Users can adjust parameters like the render_factor (resolution for inference) and saturation (to tone down or enhance colors) to optimize results. Lower render_factor values mean faster processing and more vibrant colors but less stability, while higher values are better for high-resolution images and portraits. A saturation value of 1.5 to 2.0 is often recommended.

Broader Context of AI in Photography

DeOldify is part of a larger trend of AI transforming photography editing and culling. AI tools can perform automatic adjustments, cull images quickly, assist in creative storytelling, and manage large photo collections. However, experts like Penelope Diamantopoulos emphasize the importance of AI aligning with a photographer’s personal vision rather than replacing it. Concerns remain about AI potentially diluting a photographer’s unique style or causing over-reliance, making photos less “their own”.

Other AI tools in the broader field of photo restoration, like “PhotoRestorer,” demonstrate the use of CNNs to classify image damage (e.g., blurred, cracked) and then apply specialized pre-trained models (like GFP-GAN for blur or Image Inpainting for cracks) for restoration. While distinct from DeOldify’s primary focus on colorization and general restoration, this highlights the growing sophistication of AI in addressing various forms of image degradation.

Future Outlook

Despite the archiving of the main GitHub repository, the concepts pioneered by DeOldify remain influential. Jason Antic, the creator, expressed ambitions to continue improving the code, make it more user-friendly, and address issues like sound in videos and more types of degradation (e.g., JPEG artifacts). The long-term goal for DeOldify was to consolidate the three models into one unified model with all the desirable characteristics. The advancements in deep learning, particularly with models understanding semantic information and real-time image analysis, continue to push the boundaries of what’s possible in photo editing.

Analogy: Think of DeOldify AI as a master painter who specializes in breathing new life into old, faded photographs.

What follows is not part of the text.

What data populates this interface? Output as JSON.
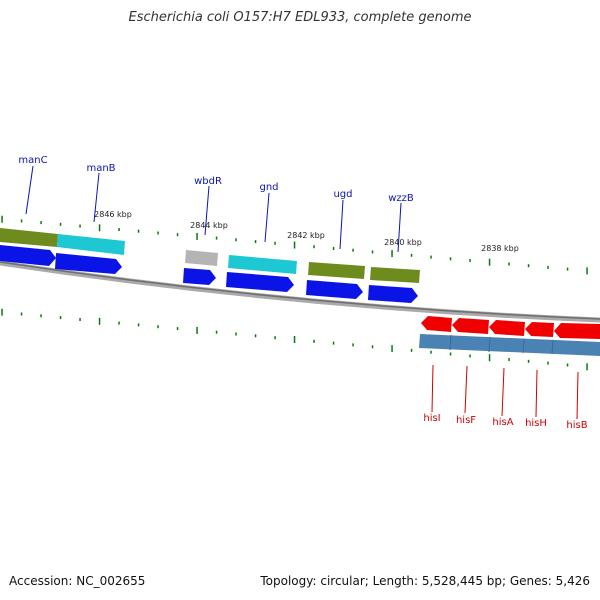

Instead of just adding splashes of random color, this painter has studied millions of real-world scenes, learning the subtle nuances of light, shadow, and object recognition. When given a grayscale image, they don’t just “guess” colors; they apply their vast learned knowledge, much like a skilled artist would intuitively know the typical color of a sky or grass, even from a monochrome sketch. The “NoGAN” technique is like the painter’s secret training regimen—it allows them to quickly refine their technique to produce stunningly realistic results without the usual smudges and mistakes that often plague less disciplined artists. While they might occasionally get a historical detail wrong or struggle with an unusually patterned shirt, their overall ability to transform a relic of the past into a vibrant, compelling image is nothing short of artistic magic.